Reviewed by Martin Husemann, 03 Aug 2019
Reviewed by anonymous reviewer, 09 Aug 2019
Evaluation round #1
DOI or URL of the preprint: 10.1101/622373
Author's Reply, 15 Jul 2019
Decision by Aurelien Tellier, 11 Jun 2019
Both reviewers and myself do find the topic of the study and the results to be of interest and relevant. Citing reviewer 1, the quest for interpreting difficult microsatellite data indeed deserves attention. It is thus of special interest to understand the biases which can be introduced during the curation steps of these datasets. If the aims, methods and interpretations are clear, the study would benefit from two major improvements. These would enhance the generality of the paper and its relevance for the wider community.
First, both reviewers point out the lack of theoretical “a priori” expectations in the paper. In comments 1-3, reviewer 1 asks to describe the rationale behind the idea that experimental artifacts should increase LD. Reviewer 2 would like to understand in a more quantitative manner the rationale behind pooling alleles close in size and the effect of the sample size on the results. The latter is important as in the study the authors chose a small sample size, while microsatellites have bene recently applied to much larger datasets (at least on many fungal pathogen species for example). A more thorough comparison with other existing curing methods could be provided. I would suggest as a possible solution to indeed build simulated datasets and apply curing methods revealing the different experimental artifacts. It would thus be possible to reveal general rules and outcomes of applying different curing approaches (including yours), such as changes of basic statistics and LD estimates. The effect of the sample size could also be tested on the same pseudo-observed data by subsampling. This general “theoretical” set-up would allow an in depth discussion of the mechanisms involved and make the article more general in scope. The biological dataset of the tick Ixodes scapularis analyzed here would then be used as an application of these general principles.
If it is not possible to perform such theoretical analysis of the curing of pseudo-observed datasets, several in depth descriptions answering comments of both reviewers should be added to the manuscript.
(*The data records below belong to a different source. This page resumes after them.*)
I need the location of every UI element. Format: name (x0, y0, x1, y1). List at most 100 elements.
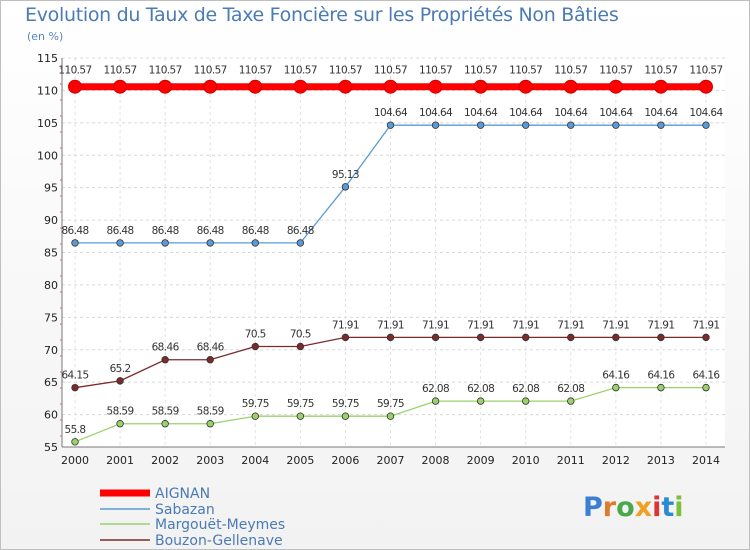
data-label: 62.08 (557, 383, 584, 395)
data-point (383, 79, 398, 94)
data-label: 65.2 (110, 363, 131, 375)
data-point (71, 383, 79, 392)
data-label: 110.57 (689, 65, 722, 77)
logo-letter: r (603, 492, 617, 523)
data-label: 110.57 (554, 65, 587, 77)
data-point (293, 79, 308, 94)
data-point (567, 333, 575, 342)
data-point (653, 79, 668, 94)
data-label: 110.57 (284, 65, 317, 77)
x-tick-label: 2010 (512, 454, 540, 467)
data-label: 64.16 (647, 370, 675, 382)
data-label: 110.57 (599, 65, 632, 77)
data-point (476, 333, 485, 342)
x-tick-label: 2005 (286, 454, 314, 467)
data-label: 68.46 (152, 342, 180, 354)
logo-letter: P (583, 492, 603, 523)
data-label: 104.64 (419, 107, 453, 119)
logo-letter: t (661, 492, 674, 523)
data-label: 110.57 (419, 65, 452, 77)
data-point (113, 79, 128, 94)
data-label: 110.57 (374, 65, 407, 77)
data-point (612, 121, 620, 129)
data-label: 55.8 (65, 424, 86, 436)
data-point (386, 121, 395, 129)
data-label: 110.57 (58, 65, 91, 77)
data-label: 86.48 (287, 225, 314, 237)
data-point (431, 121, 440, 129)
data-label: 71.91 (512, 319, 539, 331)
data-label: 71.91 (467, 319, 494, 331)
x-tick-label: 2009 (467, 454, 495, 467)
data-label: 110.57 (329, 65, 362, 77)
data-point (702, 383, 710, 392)
x-tick-label: 2007 (376, 454, 404, 467)
series-bouzon-gellenave: 64.15 65.2 68.46 68.46 70.5 70.5 71.91 71.91 71.… (61, 319, 720, 392)
data-label: 59.75 (242, 398, 269, 410)
data-point (476, 121, 485, 129)
data-label: 110.57 (509, 65, 542, 77)
data-point (518, 79, 533, 94)
data-point (386, 412, 395, 420)
data-point (248, 79, 263, 94)
data-label: 62.08 (467, 383, 494, 395)
data-point (522, 121, 530, 129)
data-label: 59.75 (377, 398, 404, 410)
data-point (612, 333, 620, 342)
data-point (161, 239, 169, 247)
data-label: 86.48 (242, 225, 269, 237)
data-point (473, 79, 488, 94)
data-label: 71.91 (692, 319, 719, 331)
data-label: 110.57 (149, 65, 182, 77)
y-tick-label: 60 (44, 409, 58, 422)
data-label: 64.15 (61, 370, 88, 382)
series-layer: 55.8 58.59 58.59 58.59 59.75 59.75 59.75 59.75 6… (58, 65, 724, 446)
data-point (251, 342, 259, 351)
proxiti-logo: Proxiti (583, 492, 684, 523)
x-tick-label: 2003 (196, 454, 224, 467)
data-label: 104.64 (464, 107, 498, 119)
legend-label: AIGNAN (155, 486, 210, 502)
data-label: 62.08 (422, 383, 449, 395)
y-tick-label: 70 (44, 344, 58, 357)
data-point (702, 121, 710, 129)
x-tick-label: 2001 (106, 454, 134, 467)
data-label: 86.48 (107, 225, 134, 237)
data-label: 110.57 (103, 65, 136, 77)
legend-label: Sabazan (155, 502, 215, 518)
data-label: 59.75 (332, 398, 359, 410)
data-point (251, 239, 259, 247)
data-label: 71.91 (422, 319, 449, 331)
data-point (296, 342, 305, 351)
y-tick-label: 75 (44, 311, 58, 324)
data-point (567, 121, 575, 129)
data-label: 110.57 (239, 65, 272, 77)
data-label: 58.59 (107, 406, 134, 418)
data-point (657, 333, 665, 342)
y-tick-label: 110 (37, 84, 58, 97)
data-point (431, 397, 440, 405)
y-tick-label: 55 (44, 441, 58, 454)
data-point (698, 79, 713, 94)
x-tick-label: 2002 (151, 454, 179, 467)
data-label: 70.5 (290, 329, 311, 341)
data-label: 62.08 (512, 383, 539, 395)
data-label: 71.91 (557, 319, 584, 331)
data-label: 70.5 (245, 329, 266, 341)
data-label: 58.59 (197, 406, 224, 418)
data-point (522, 397, 530, 405)
data-point (341, 412, 350, 420)
data-point (116, 420, 124, 428)
chart-title: Evolution du Taux de Taxe Foncière sur l… (25, 4, 619, 26)
data-label: 71.91 (332, 319, 359, 331)
data-label: 104.64 (644, 107, 678, 119)
data-point (386, 333, 395, 342)
x-tick-label: 2012 (602, 454, 630, 467)
x-tick-label: 2008 (422, 454, 450, 467)
y-tick-label: 90 (44, 214, 58, 227)
data-label: 86.48 (197, 225, 224, 237)
data-point (68, 79, 82, 94)
data-label: 64.16 (602, 370, 630, 382)
series-sabazan: 86.48 86.48 86.48 86.48 86.48 86.48 95.13 104.6… (61, 107, 724, 247)
data-point (657, 383, 665, 392)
Second, as reviewer 1 points out (comment 4), most researchers move to other type of markers (GBS, RADseq,…) and it would be helpful to discuss if the effect of curing datasets also apply to those data. As a matter of curiosity, a focus could be on highlighting how population genetics inference combining different types of markers (SSRs, GBS, RADseq) can be affected by curing some markers but not others?
Several minor points are also suggested by the reviewers and need to be addressed for the revision. These include restructuring/reorganizing some parts and providing a flowchart (a schematic description) of the analysis/curing steps (reviewer 2).
I look forward to receive your revised version, and believe that this improved contribution would fit into the scope of PCI Evol Biol and be of general interest to the community.